House counsel told the committee that House Bill 4352 would ban cameras in the bedrooms and bathrooms of foster children while allowing limited exemptions, such as age‑appropriate baby monitors and devices used for children with specified medical diagnoses. Counsel said exempted devices must be placed in a conspicuous location and may not be hidden, concealed or obscured.

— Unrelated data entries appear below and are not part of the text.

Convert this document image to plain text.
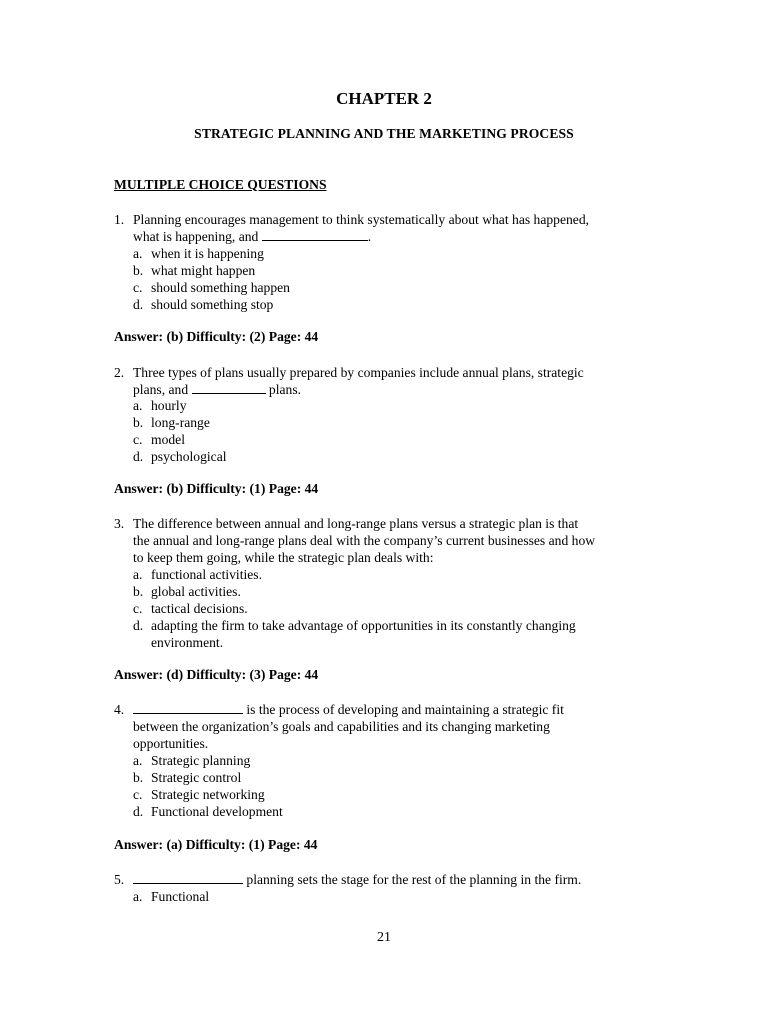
CHAPTER 2
STRATEGIC PLANNING AND THE MARKETING PROCESS
MULTIPLE CHOICE QUESTIONS
1. Planning encourages management to think systematically about what has happened,
what is happening, and	.
a. when it is happening
b. what might happen
c. should something happen
d. should something stop
Answer: (b) Difficulty: (2) Page: 44
2. Three types of plans usually prepared by companies include annual plans, strategic
plans, and	plans.
a. hourly
b. long-range
c. model
d. psychological
Answer: (b) Difficulty: (1) Page: 44
3. The difference between annual and long-range plans versus a strategic plan is that
the annual and long-range plans deal with the company’s current businesses and how
to keep them going, while the strategic plan deals with:
a. functional activities.
b. global activities.
c. tactical decisions.
d. adapting the firm to take advantage of opportunities in its constantly changing
environment.
Answer: (d) Difficulty: (3) Page: 44
4.	is the process of developing and maintaining a strategic fit
between the organization’s goals and capabilities and its changing marketing
opportunities.
a. Strategic planning
b. Strategic control
c. Strategic networking
d. Functional development
Answer: (a) Difficulty: (1) Page: 44
5.	planning sets the stage for the rest of the planning in the firm.
a. Functional
21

The amendment explained by counsel also sets the maximum baby‑monitor age at 4 and adds an explicit prohibition against recording private activities, such as toileting. "The proposed bill prohibits cameras in the bedrooms and bathrooms of foster children and provides for exemptions such as baby monitors when age appropriate for the child," counsel said during the committee explanation.
After brief questions, the vice chair moved the counsel‑explained amendment. The committee adopted the amendment by voice vote and then voted to report HB 4352 to the full Senate with a recommendation that it pass as amended under the original double committee reference, with the first referral to the Committee on Judiciary.
The committee did not record a roll‑call tally in the transcript; the chair announced by voice that "the ayes have it." The measure will next go to the Senate for floor consideration.
The committee discussion focused on the bill’s exemptions and safeguards (labeling and conspicuous placement of exempted devices) rather than policy tradeoffs between monitoring and privacy.